Der Ruf der Bahalyr stellt einen in vielerlei Hinsicht durchaus verheißungsvollen Auftakt in die Sternenträger-Kampagne dar. Vor allem gefällt das erste Eintauchen in die alten Geheimnisse der Hochelfen, wobei sich mit der Bahalyr und deren Erschaffung gleich ein erstes Etappenziel offenbart. Besonders positiv fällt die Einbindung des Metaplots und insbesondere einiger alter Abenteuer auf. Generell würde ich mir für eine Kampagne allerdings – gerade für einen ersten Band – noch mehr Überblick über die Gesamthandlung wünschen, zudem ist die Einbindung der eigentlich sehr interessanten NSCs noch deutlich ausbaufähig.
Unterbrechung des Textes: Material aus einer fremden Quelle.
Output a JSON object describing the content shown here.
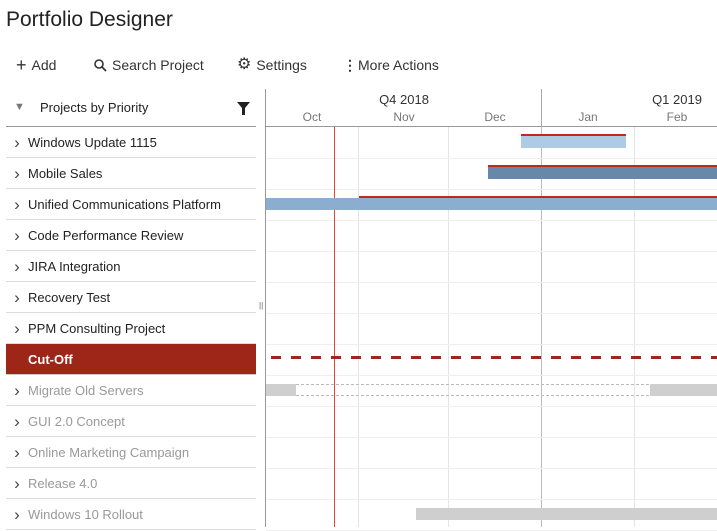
{
  "title": "Portfolio Designer",
  "toolbar": {
    "add": "Add",
    "search": "Search Project",
    "settings": "Settings",
    "more": "More Actions"
  },
  "panel": {
    "header": "Projects by Priority"
  },
  "projects": [
    {
      "name": "Windows Update 1115"
    },
    {
      "name": "Mobile Sales"
    },
    {
      "name": "Unified Communications Platform"
    },
    {
      "name": "Code Performance Review"
    },
    {
      "name": "JIRA Integration"
    },
    {
      "name": "Recovery Test"
    },
    {
      "name": "PPM Consulting Project"
    },
    {
      "name": "Cut-Off"
    },
    {
      "name": "Migrate Old Servers"
    },
    {
      "name": "GUI 2.0 Concept"
    },
    {
      "name": "Online Marketing Campaign"
    },
    {
      "name": "Release 4.0"
    },
    {
      "name": "Windows 10 Rollout"
    }
  ],
  "timeline": {
    "quarters": [
      "Q4 2018",
      "Q1 2019"
    ],
    "months": [
      "Oct",
      "Nov",
      "Dec",
      "Jan",
      "Feb"
    ]
  },
  "colors": {
    "cutoff": "#9e2619",
    "today": "#e8472f",
    "critical": "#c0281c",
    "bar_light": "#aecbe6",
    "bar_dark": "#6688aa",
    "bar_mid": "#8badd0",
    "bar_inactive": "#cfcfcf"
  }
}
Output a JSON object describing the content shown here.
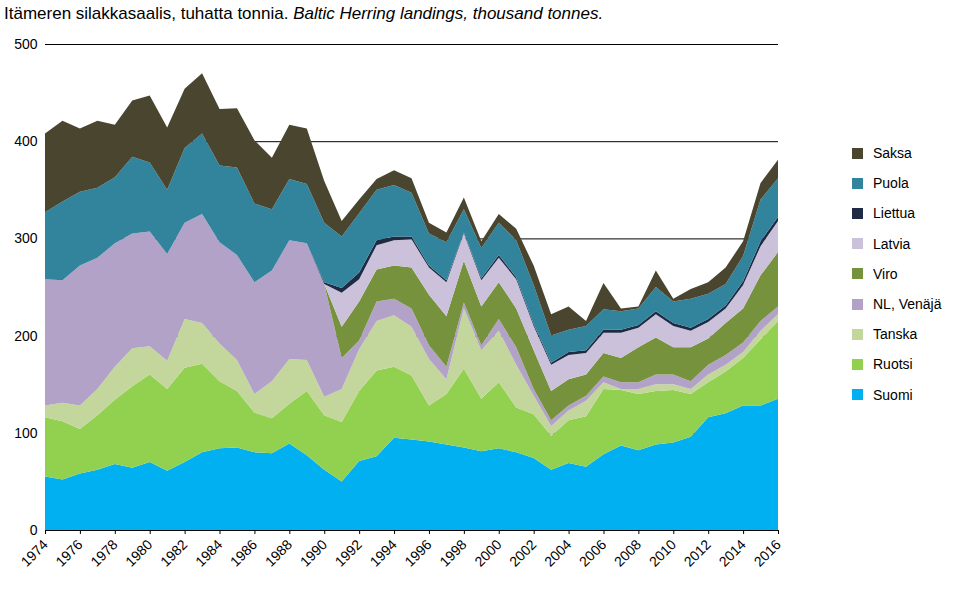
{
  "chart_data": {
    "type": "area",
    "stacked": true,
    "title": "Itämeren silakkasaalis, tuhatta tonnia.",
    "subtitle": "Baltic Herring landings, thousand tonnes.",
    "grid": true,
    "legend": "right",
    "x": [
      1974,
      1975,
      1976,
      1977,
      1978,
      1979,
      1980,
      1981,
      1982,
      1983,
      1984,
      1985,
      1986,
      1987,
      1988,
      1989,
      1990,
      1991,
      1992,
      1993,
      1994,
      1995,
      1996,
      1997,
      1998,
      1999,
      2000,
      2001,
      2002,
      2003,
      2004,
      2005,
      2006,
      2007,
      2008,
      2009,
      2010,
      2011,
      2012,
      2013,
      2014,
      2015,
      2016
    ],
    "xlim": [
      1974,
      2016
    ],
    "xticks": [
      1974,
      1976,
      1978,
      1980,
      1982,
      1984,
      1986,
      1988,
      1990,
      1992,
      1994,
      1996,
      1998,
      2000,
      2002,
      2004,
      2006,
      2008,
      2010,
      2012,
      2014,
      2016
    ],
    "ylim": [
      0,
      500
    ],
    "yticks": [
      0,
      100,
      200,
      300,
      400,
      500
    ],
    "series": [
      {
        "name": "Suomi",
        "color": "#00b0f0",
        "values": [
          55,
          52,
          58,
          62,
          68,
          64,
          70,
          61,
          70,
          80,
          84,
          85,
          80,
          79,
          89,
          77,
          62,
          50,
          71,
          76,
          95,
          93,
          91,
          88,
          85,
          81,
          84,
          80,
          74,
          62,
          69,
          65,
          78,
          87,
          82,
          88,
          90,
          96,
          116,
          120,
          128,
          128,
          135
        ]
      },
      {
        "name": "Ruotsi",
        "color": "#92d050",
        "values": [
          61,
          60,
          46,
          56,
          66,
          84,
          90,
          84,
          97,
          91,
          69,
          58,
          41,
          36,
          41,
          66,
          56,
          61,
          72,
          88,
          73,
          66,
          37,
          52,
          81,
          54,
          68,
          46,
          45,
          35,
          44,
          52,
          67,
          57,
          58,
          55,
          54,
          44,
          36,
          43,
          49,
          68,
          80
        ]
      },
      {
        "name": "Tanska",
        "color": "#c3d69b",
        "values": [
          12,
          19,
          24,
          27,
          34,
          39,
          29,
          29,
          50,
          42,
          39,
          32,
          19,
          38,
          46,
          32,
          19,
          34,
          43,
          51,
          53,
          50,
          48,
          15,
          62,
          50,
          53,
          44,
          19,
          10,
          10,
          16,
          7,
          1,
          5,
          7,
          6,
          5,
          8,
          7,
          6,
          9,
          7
        ]
      },
      {
        "name": "NL, Venäjä",
        "color": "#b3a2c7",
        "values": [
          130,
          126,
          144,
          135,
          127,
          118,
          118,
          110,
          99,
          112,
          104,
          108,
          115,
          114,
          122,
          120,
          116,
          32,
          9,
          20,
          17,
          19,
          14,
          13,
          6,
          5,
          12,
          18,
          7,
          6,
          5,
          5,
          6,
          7,
          7,
          10,
          10,
          8,
          10,
          10,
          10,
          10,
          8
        ]
      },
      {
        "name": "Viro",
        "color": "#76923c",
        "values": [
          0,
          0,
          0,
          0,
          0,
          0,
          0,
          0,
          0,
          0,
          0,
          0,
          0,
          0,
          0,
          0,
          0,
          32,
          40,
          33,
          34,
          42,
          52,
          52,
          43,
          40,
          38,
          40,
          40,
          30,
          27,
          22,
          24,
          25,
          36,
          38,
          28,
          35,
          27,
          33,
          35,
          47,
          56
        ]
      },
      {
        "name": "Latvia",
        "color": "#ccc1da",
        "values": [
          0,
          0,
          0,
          0,
          0,
          0,
          0,
          0,
          0,
          0,
          0,
          0,
          0,
          0,
          0,
          0,
          0,
          35,
          23,
          25,
          26,
          29,
          28,
          35,
          28,
          27,
          25,
          30,
          25,
          27,
          25,
          22,
          21,
          26,
          20,
          24,
          22,
          17,
          17,
          15,
          24,
          30,
          32
        ]
      },
      {
        "name": "Liettua",
        "color": "#1f2a44",
        "values": [
          0,
          0,
          0,
          0,
          0,
          0,
          0,
          0,
          0,
          0,
          0,
          0,
          0,
          0,
          0,
          0,
          2,
          5,
          7,
          5,
          4,
          3,
          2,
          2,
          1,
          2,
          3,
          2,
          2,
          2,
          3,
          3,
          3,
          3,
          3,
          3,
          3,
          3,
          3,
          3,
          4,
          5,
          4
        ]
      },
      {
        "name": "Puola",
        "color": "#31849b",
        "values": [
          69,
          81,
          76,
          72,
          68,
          79,
          71,
          66,
          77,
          83,
          79,
          90,
          81,
          63,
          63,
          61,
          61,
          53,
          61,
          52,
          53,
          45,
          33,
          39,
          24,
          31,
          33,
          38,
          40,
          28,
          23,
          25,
          21,
          19,
          17,
          25,
          22,
          30,
          26,
          22,
          26,
          43,
          40
        ]
      },
      {
        "name": "Saksa",
        "color": "#49452f",
        "values": [
          81,
          83,
          65,
          69,
          54,
          58,
          69,
          64,
          61,
          62,
          58,
          61,
          65,
          53,
          56,
          57,
          43,
          16,
          14,
          11,
          15,
          15,
          11,
          10,
          12,
          7,
          9,
          12,
          20,
          22,
          24,
          5,
          27,
          3,
          2,
          17,
          3,
          10,
          12,
          17,
          15,
          17,
          19
        ]
      }
    ]
  }
}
Bewertung: 4 von 6 Punkten

4 Kommentare

  1. Sehr nachvollziehbare Punkte aus meiner Sicht. Wie so oft hätte ich mir weitere Ausführungen gewünscht, aber wer Engors Pensum zu bewältigen hat, der muss Zugeständnisse beim Umfang eines Einzeltextes machen.
    Was den fehlenden Kampagnenüberblick angeht, hätte ich zwei Theorien. Eine Möglichkeit wäre meines Erachtens schlichter Platzmangel in diesem 60 Seiter. Die andere Variante wäre das Fehlen der nötigen Details für die folgenden Teile. Womöglich sind die weiteren Ereignisse noch gar nicht detailliert genug festgelegt für einen Überblick.